Por Leticia López Pérez
Un sol brillante hace que los arbustos de su calle luzcan preciosos. Silvia sale de casa alegre a ver a sus amigas. Sandalias, falda, blusa ajustada y una coleta. La bolsa pequeña cruza su torso.
Silvia de primavera y mariposas, viento tibio y cinco pesos para el microbús.
Sin lugar para sentarse, se sujeta del pasamanos entre dos asientos, ocupados por mujeres mayores. Un hombre maduro con playera muy gastada y de espalda trabajada, moreno brillante y tosquedad irreverente paga al subir, y con una sola mirada dentro de la unidad, sabe que Silvia es una nena recién crecida.
Se sostiene del pasamanos exactamente en el mismo punto contrario de Silvia, ambos así a la misma distancia del frente, o de la parte trasera de la unidad, y el sujeto se aproxima de espaldas al cuerpo de Silvia. Un toque de nalgas que parece un accidente, hace voltear a Silvia. El tipo sonríe con malicia que Silvia no sabe leer. Los ojos del hombre inyectados, el cuello, la piel, los ojos, la boca, parecen tener todos del mismo tono. Los dientes anchos y toscos fuera de lugar, parecen dar a la sonrisa un toque repugnante, pero Silvia sólo ve eso, y no la maldad.

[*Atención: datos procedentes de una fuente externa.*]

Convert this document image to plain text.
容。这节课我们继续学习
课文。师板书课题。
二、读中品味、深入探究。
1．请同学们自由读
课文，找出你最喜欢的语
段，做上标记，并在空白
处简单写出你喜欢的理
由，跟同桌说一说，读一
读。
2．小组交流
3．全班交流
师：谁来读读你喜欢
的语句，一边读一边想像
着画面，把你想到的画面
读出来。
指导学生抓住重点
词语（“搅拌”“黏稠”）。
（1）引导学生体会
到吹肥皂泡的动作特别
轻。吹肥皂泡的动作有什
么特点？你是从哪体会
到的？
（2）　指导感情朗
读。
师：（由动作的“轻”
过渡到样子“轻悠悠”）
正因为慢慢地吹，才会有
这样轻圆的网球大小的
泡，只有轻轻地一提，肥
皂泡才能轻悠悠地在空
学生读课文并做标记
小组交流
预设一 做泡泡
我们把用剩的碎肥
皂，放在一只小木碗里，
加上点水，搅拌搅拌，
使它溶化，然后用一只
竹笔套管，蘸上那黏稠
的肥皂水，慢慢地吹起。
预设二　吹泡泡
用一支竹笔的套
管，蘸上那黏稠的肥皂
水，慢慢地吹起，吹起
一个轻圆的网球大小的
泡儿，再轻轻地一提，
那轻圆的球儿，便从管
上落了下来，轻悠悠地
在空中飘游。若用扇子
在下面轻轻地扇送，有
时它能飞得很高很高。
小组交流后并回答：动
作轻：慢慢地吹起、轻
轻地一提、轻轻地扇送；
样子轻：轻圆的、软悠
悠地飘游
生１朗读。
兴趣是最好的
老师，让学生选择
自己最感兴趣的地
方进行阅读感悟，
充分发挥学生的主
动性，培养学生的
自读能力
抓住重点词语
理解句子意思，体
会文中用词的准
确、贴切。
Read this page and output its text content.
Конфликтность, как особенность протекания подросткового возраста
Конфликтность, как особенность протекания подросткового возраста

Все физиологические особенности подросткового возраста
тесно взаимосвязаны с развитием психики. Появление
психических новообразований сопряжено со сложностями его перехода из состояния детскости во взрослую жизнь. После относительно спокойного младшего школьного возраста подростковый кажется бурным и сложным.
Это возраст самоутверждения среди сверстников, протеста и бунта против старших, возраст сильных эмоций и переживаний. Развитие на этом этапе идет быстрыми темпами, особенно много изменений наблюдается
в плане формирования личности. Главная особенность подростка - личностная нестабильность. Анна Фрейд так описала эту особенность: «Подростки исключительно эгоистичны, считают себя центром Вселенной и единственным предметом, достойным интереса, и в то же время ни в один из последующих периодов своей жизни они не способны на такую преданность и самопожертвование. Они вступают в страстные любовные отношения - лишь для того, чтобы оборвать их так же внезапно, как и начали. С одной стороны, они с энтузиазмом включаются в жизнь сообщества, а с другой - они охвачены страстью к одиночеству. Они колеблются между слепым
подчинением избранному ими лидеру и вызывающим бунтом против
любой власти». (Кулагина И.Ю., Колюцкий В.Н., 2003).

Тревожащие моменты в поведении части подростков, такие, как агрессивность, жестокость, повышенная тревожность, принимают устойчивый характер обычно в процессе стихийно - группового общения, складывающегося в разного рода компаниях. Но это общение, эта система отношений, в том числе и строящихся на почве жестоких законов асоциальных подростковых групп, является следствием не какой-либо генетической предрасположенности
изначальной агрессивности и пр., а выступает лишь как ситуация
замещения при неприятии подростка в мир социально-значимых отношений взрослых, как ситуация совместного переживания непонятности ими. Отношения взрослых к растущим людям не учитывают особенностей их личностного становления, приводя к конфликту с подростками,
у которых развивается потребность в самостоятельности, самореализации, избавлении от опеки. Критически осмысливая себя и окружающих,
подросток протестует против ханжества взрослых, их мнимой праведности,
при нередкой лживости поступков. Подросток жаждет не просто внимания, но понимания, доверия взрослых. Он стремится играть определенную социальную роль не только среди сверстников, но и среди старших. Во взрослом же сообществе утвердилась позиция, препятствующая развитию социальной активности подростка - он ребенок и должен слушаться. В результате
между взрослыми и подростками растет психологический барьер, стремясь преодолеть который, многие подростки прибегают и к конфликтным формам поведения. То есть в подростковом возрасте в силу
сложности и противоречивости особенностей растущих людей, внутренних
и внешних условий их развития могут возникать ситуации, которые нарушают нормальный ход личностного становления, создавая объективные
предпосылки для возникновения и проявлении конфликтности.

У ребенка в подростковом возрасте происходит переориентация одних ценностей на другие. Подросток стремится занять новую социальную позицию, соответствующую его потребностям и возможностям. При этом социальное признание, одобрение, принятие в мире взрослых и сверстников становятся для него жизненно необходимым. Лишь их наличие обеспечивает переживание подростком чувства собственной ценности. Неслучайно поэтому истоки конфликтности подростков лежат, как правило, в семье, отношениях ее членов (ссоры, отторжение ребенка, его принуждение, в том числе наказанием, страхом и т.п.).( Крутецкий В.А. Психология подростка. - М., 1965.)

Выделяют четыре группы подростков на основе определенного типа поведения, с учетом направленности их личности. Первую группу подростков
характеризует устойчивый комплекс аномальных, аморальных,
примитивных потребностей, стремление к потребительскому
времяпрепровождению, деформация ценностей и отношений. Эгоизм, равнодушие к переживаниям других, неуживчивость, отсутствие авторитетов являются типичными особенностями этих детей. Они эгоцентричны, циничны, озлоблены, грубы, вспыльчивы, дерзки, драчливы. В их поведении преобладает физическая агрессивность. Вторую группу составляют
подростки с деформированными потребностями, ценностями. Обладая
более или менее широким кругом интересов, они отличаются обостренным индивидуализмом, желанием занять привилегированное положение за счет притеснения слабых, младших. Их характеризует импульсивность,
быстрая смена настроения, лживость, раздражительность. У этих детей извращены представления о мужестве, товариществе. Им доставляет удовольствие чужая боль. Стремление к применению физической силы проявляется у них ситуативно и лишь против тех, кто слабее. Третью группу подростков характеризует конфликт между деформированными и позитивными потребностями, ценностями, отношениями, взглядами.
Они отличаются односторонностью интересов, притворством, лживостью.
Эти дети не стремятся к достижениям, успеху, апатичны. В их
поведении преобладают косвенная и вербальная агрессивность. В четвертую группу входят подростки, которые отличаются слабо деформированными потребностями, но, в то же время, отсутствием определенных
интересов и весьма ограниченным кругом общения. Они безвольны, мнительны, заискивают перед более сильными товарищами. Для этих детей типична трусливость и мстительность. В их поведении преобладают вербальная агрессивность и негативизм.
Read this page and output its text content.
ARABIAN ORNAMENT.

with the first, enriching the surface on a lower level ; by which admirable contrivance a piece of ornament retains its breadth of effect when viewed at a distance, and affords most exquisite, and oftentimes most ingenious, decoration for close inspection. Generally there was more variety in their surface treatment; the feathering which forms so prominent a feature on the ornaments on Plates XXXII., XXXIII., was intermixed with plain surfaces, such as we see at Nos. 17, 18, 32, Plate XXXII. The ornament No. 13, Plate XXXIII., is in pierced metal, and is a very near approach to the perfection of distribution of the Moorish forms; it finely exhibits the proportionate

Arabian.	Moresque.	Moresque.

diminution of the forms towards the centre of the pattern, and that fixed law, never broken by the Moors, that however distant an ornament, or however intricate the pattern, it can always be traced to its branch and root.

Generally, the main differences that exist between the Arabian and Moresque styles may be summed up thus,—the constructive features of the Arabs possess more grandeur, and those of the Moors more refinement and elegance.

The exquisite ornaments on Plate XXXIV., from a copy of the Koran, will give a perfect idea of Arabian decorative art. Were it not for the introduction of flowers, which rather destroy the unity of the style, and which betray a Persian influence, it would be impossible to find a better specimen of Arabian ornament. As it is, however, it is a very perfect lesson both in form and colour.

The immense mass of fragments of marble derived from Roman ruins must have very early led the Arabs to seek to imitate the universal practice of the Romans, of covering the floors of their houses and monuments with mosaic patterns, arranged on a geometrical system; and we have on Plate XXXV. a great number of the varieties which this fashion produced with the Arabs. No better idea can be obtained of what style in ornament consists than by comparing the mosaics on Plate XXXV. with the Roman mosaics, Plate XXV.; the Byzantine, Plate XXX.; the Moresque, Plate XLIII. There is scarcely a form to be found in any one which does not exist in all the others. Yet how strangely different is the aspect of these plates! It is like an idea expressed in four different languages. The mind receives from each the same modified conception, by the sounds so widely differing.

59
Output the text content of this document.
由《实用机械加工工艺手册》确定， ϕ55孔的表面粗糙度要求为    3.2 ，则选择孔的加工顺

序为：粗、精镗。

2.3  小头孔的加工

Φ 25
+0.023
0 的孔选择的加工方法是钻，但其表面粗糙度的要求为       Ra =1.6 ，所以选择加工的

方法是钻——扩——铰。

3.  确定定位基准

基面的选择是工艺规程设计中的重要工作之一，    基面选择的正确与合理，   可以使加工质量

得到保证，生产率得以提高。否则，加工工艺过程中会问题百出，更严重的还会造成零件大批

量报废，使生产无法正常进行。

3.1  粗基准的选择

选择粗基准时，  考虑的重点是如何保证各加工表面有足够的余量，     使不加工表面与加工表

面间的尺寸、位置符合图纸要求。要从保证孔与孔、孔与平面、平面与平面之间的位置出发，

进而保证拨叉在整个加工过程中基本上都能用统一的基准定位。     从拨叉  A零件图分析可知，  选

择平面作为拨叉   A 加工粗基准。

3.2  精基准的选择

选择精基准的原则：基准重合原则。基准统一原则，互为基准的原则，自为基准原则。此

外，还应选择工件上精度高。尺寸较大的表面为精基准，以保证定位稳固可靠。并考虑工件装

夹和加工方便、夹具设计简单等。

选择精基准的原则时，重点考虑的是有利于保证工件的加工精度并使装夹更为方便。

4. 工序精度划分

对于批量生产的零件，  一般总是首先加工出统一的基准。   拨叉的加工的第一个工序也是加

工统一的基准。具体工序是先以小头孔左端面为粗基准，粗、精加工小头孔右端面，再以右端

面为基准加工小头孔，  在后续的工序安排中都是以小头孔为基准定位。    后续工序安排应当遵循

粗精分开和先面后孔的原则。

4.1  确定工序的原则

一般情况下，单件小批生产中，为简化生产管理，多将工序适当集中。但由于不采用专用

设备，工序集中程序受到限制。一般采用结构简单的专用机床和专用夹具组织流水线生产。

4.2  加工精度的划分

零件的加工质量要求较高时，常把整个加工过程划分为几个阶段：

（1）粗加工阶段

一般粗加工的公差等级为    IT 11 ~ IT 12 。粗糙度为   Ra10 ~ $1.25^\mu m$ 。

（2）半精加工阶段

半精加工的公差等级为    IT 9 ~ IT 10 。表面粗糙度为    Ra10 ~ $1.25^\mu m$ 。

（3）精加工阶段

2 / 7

El microbús da una vuelta para tomar otra calle. La vuelta hace que nuevamente el cuerpo del sujeto toque el cuerpo de Silvia, que ya no sonríe y vuelve a voltear. El hombre le regresa la misma mirada, y es así como la joven ya no es alegre, y el sol parece aplastar, y descubre por primera vez la lascivia de un sujeto que piensa que tiene permiso de tocar un cuerpo ajeno con el suyo a vista de todos los pasajeros.
Ninguno dice nada. Silvia desea hacerse más pequeña, más flaca, más inalcanzable, en lo que es un descarado acto de búsqueda de un cuerpo maloliente, por el suyo que hace media hora se bañaba en casa para prepararse y salir a una reunión de amigas.
Cierra los ojos tensa, sintiendo repulsión profunda, mientras ese sujeto, que se comporta como animal en celo, sigue encontrando pretextos para aproximar su masculinidad hosca a una Silvia cuyo rostro de piel tersa no oculta las náuseas de la invasión en su espacio privado.
Una de las señoras se levanta para bajar, y maternal, le ofrece el asiento que Silvia acepta sin dudar, creyendo que sentada acabará el acoso. Junto a ella, otra señora mayor viaja, aún absorta en sus asuntos.
El hombre procede a pararse exactamente ante el lugar que ahora ocupa Silvia sentada, para continuar aproximándole el cuerpo, en una ya visible erección.
Silvia ya expresa desesperación en su rostro, y se inclina hacia el lugar de la señora que viaja a su lado. La mujer mayor con sólo voltear comprende la situación, y solidaria, la abraza para comentar en voz muy alta, acompañando la acción de una mirada fija en el tipo.
– ¡Ay qué molestos los viejos puercos que nada más buscan molestar acercando el cuerpo a jovencitas! ¿Verdad m’hija?
El hombre de inmediato se aleja, y dirige a la puerta, solicitando la parada, para desaparecer en cualquier calle.
Silvia llora, pero la señora a su lado, la abraza sorora, sin más palabras, en un microbús de pasajeros indiferentes.